油彩 キャンバス • 172.72 x 132.08 cm
  • ミケランジェロ・メリージ カラヴァッジョ - 1571年9月29日 - 1610年6月(?)18日 ミケランジェロ・メリージ カラヴァッジョ 1604年頃

カラヴァッジョはそれまでのバロック絵画の様式やディテールから劇的な離脱を遂げて、当時の芸術界をひっくり返しました。彼はカトリック教会がプロテスタント信仰を支持する人々の復帰を望んでいた、カトリック宗教改革の頃に活躍した画家です。彼は人々が見たがっていた心を揺さぶるような絵画を新しく生み出しました。支援者の多くは枢機卿やローマの有力者たちでしたが彼らもカラヴァッジョのドラマティックな作品を喜び、もっと挑戦を続けるように励ましました。 

『荒野の洗礼者ヨハネ』は彼の傑作の一つです。カラヴァッジョは他の画家たちのスタイルを打ち砕き、彼以降の画家たちに影響を与えました。
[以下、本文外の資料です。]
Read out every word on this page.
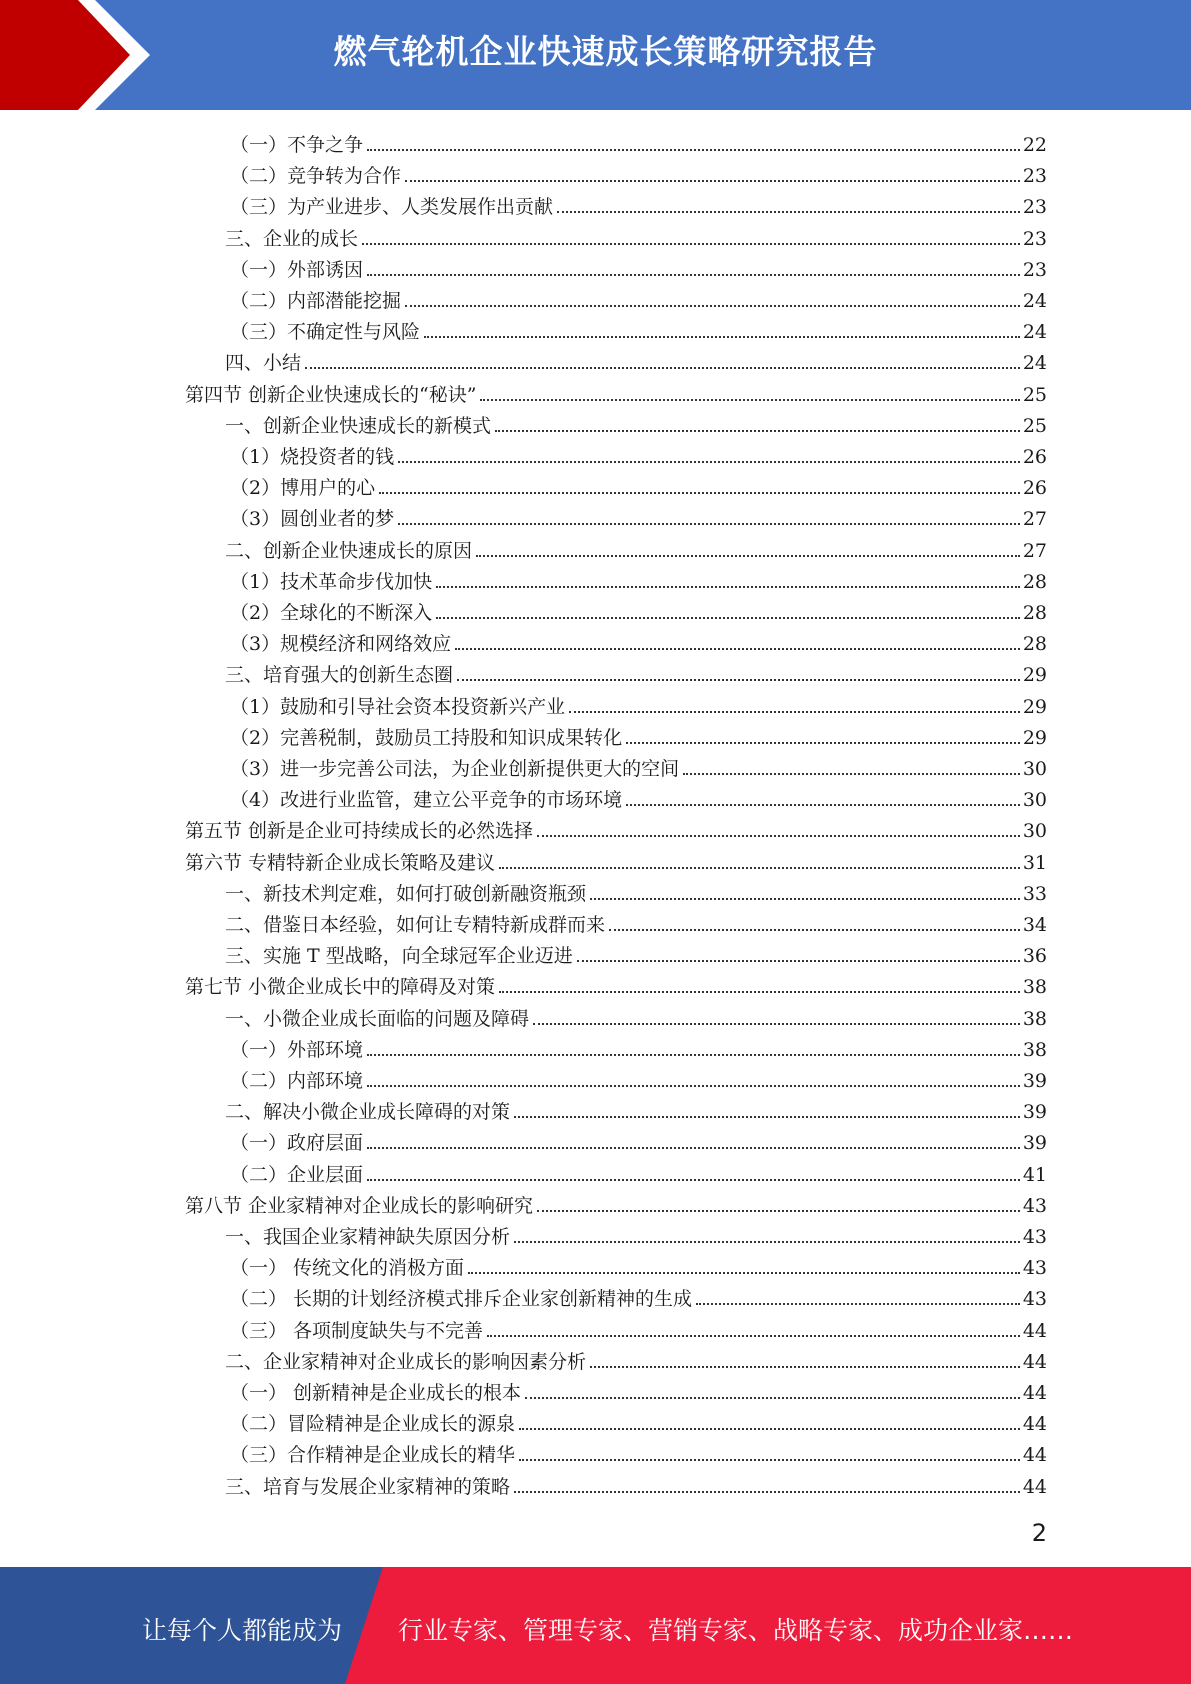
燃气轮机企业快速成长策略研究报告
（一）不争之争	22
（二）竞争转为合作	23
（三）为产业进步、人类发展作出贡献	23
三、企业的成长	23
（一）外部诱因	23
（二）内部潜能挖掘	24
（三）不确定性与风险	24
四、小结	24
第四节 创新企业快速成长的“秘诀”	25
一、创新企业快速成长的新模式	25
（1）烧投资者的钱	26
（2）博用户的心	26
（3）圆创业者的梦	27
二、创新企业快速成长的原因	27
（1）技术革命步伐加快	28
（2）全球化的不断深入	28
（3）规模经济和网络效应	28
三、培育强大的创新生态圈	29
（1）鼓励和引导社会资本投资新兴产业	29
（2）完善税制，鼓励员工持股和知识成果转化	29
（3）进一步完善公司法，为企业创新提供更大的空间	30
（4）改进行业监管，建立公平竞争的市场环境	30
第五节 创新是企业可持续成长的必然选择	30
第六节 专精特新企业成长策略及建议	31
一、新技术判定难，如何打破创新融资瓶颈	33
二、借鉴日本经验，如何让专精特新成群而来	34
三、实施 T 型战略，向全球冠军企业迈进	36
第七节 小微企业成长中的障碍及对策	38
一、小微企业成长面临的问题及障碍	38
（一）外部环境	38
（二）内部环境	39
二、解决小微企业成长障碍的对策	39
（一）政府层面	39
（二）企业层面	41
第八节 企业家精神对企业成长的影响研究	43
一、我国企业家精神缺失原因分析	43
（一） 传统文化的消极方面	43
（二） 长期的计划经济模式排斥企业家创新精神的生成	43
（三） 各项制度缺失与不完善	44
二、企业家精神对企业成长的影响因素分析	44
（一） 创新精神是企业成长的根本	44
（二）冒险精神是企业成长的源泉	44
（三）合作精神是企业成长的精华	44
三、培育与发展企业家精神的策略	44
2
让每个人都能成为 行业专家、管理专家、营销专家、战略专家、成功企业家……
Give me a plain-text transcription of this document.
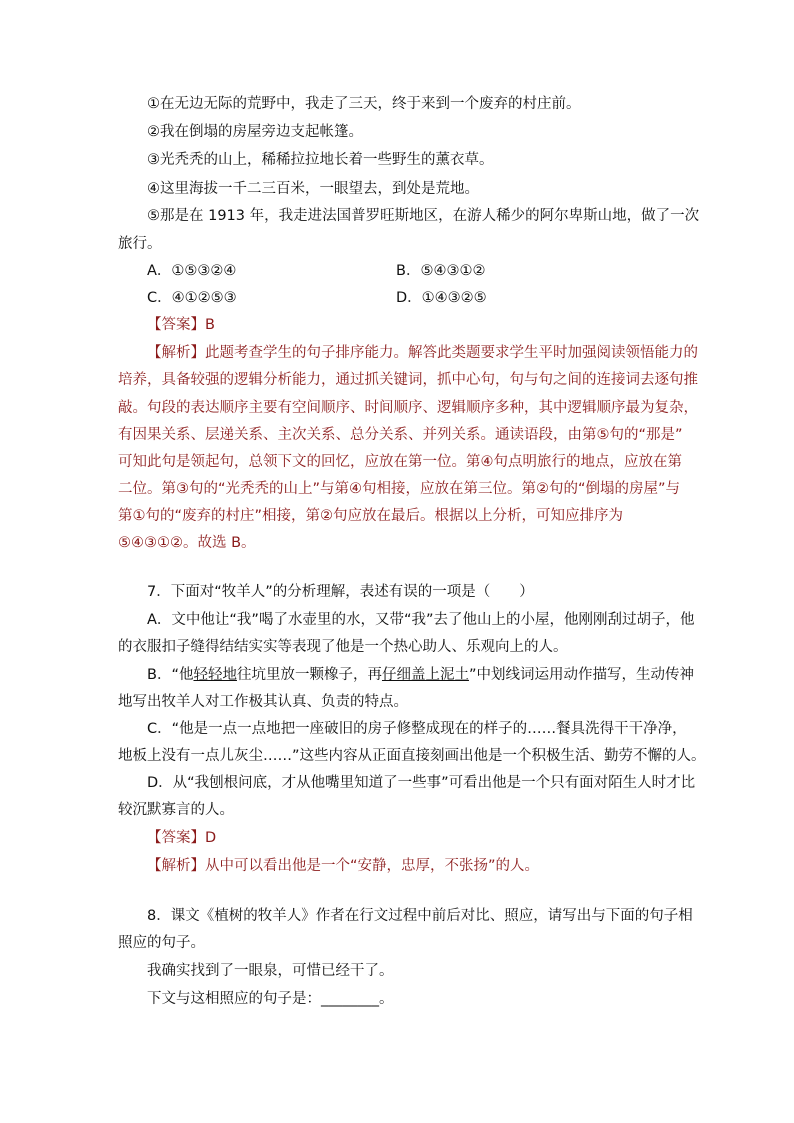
①在无边无际的荒野中，我走了三天，终于来到一个废弃的村庄前。
②我在倒塌的房屋旁边支起帐篷。
③光秃秃的山上，稀稀拉拉地长着一些野生的薰衣草。
④这里海拔一千二三百米，一眼望去，到处是荒地。
⑤那是在 1913 年，我走进法国普罗旺斯地区，在游人稀少的阿尔卑斯山地，做了一次
旅行。
A．①⑤③②④	B．⑤④③①②
C．④①②⑤③	D．①④③②⑤
【答案】B
【解析】此题考查学生的句子排序能力。解答此类题要求学生平时加强阅读领悟能力的
培养，具备较强的逻辑分析能力，通过抓关键词，抓中心句，句与句之间的连接词去逐句推
敲。句段的表达顺序主要有空间顺序、时间顺序、逻辑顺序多种，其中逻辑顺序最为复杂，
有因果关系、层递关系、主次关系、总分关系、并列关系。通读语段，由第⑤句的“那是”
可知此句是领起句，总领下文的回忆，应放在第一位。第④句点明旅行的地点，应放在第
二位。第③句的“光秃秃的山上”与第④句相接，应放在第三位。第②句的“倒塌的房屋”与
第①句的“废弃的村庄”相接，第②句应放在最后。根据以上分析，可知应排序为
⑤④③①②。故选 B。
7．下面对“牧羊人”的分析理解，表述有误的一项是（　　）
A．文中他让“我”喝了水壶里的水，又带“我”去了他山上的小屋，他刚刚刮过胡子，他
的衣服扣子缝得结结实实等表现了他是一个热心助人、乐观向上的人。
B．“他轻轻地往坑里放一颗橡子，再仔细盖上泥土”中划线词运用动作描写，生动传神
地写出牧羊人对工作极其认真、负责的特点。
C．“他是一点一点地把一座破旧的房子修整成现在的样子的……餐具洗得干干净净，
地板上没有一点儿灰尘……”这些内容从正面直接刻画出他是一个积极生活、勤劳不懈的人。
D．从“我刨根问底，才从他嘴里知道了一些事”可看出他是一个只有面对陌生人时才比
较沉默寡言的人。
【答案】D
【解析】从中可以看出他是一个“安静，忠厚，不张扬”的人。
8．课文《植树的牧羊人》作者在行文过程中前后对比、照应，请写出与下面的句子相
照应的句子。
我确实找到了一眼泉，可惜已经干了。
下文与这相照应的句子是：________。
思慮深げな若き聖者。非常にリアルに描かれています。彼が描いたのは後光を背負った汚れなき天使ではありません。まさに我々のような人間です。ドラマティックな光線の使い方は彼の作品の特徴で、ヨハネの瞳は暗く翳り何を見つめているのか言い当てることは容易ではありません。見事な緋色のケープに身を包み、木の棒を手にしたヨハネ。でも、ちょっと待ってください、これはただの木の棒切れではありません。近づいてよく見ると、小さな木片が絵のこちら側から奥に貫いています。杖は十字架になっているのです。(この絵では強調されていませんが、十字架は一般的に聖者の象徴です。)それに、我々に向かって突き出した立体的な膝。このような描き方は当時画期的でした。まるで絵から飛び出してきそうです!カラヴァッジョは聖者の人間味と神聖さの両方を強調しています。この洗礼者ヨハネは思慮深げでかつ弱さを抱えた生身の人間です。これが聖者だというのなら我々は誰でもみんな素質があるということです。真実の神聖さは一人一人が内に持っているものなのです。

この名作 (アメリカのカンザス州ミズーリにあるネルソン・アトキンス美術館が貸出中) は世界中から集められたカラヴァッジョの他の作品20点とともに、ミラノのパラッツォ・リアーレで開催されているカラヴァッジョ展で2018年1月28日まで見ることができます。目を見張る作品そのものだけではなく、カラヴァッジョの優れたテクニックにも注目した展覧会が開かれるのはこれが初めてです。 作品はそれぞれ、作品とその制作過程を分析したレントゲン写真と共に展示されています。ミラノ近郊にお住まいだったら、これを見逃す手はありません!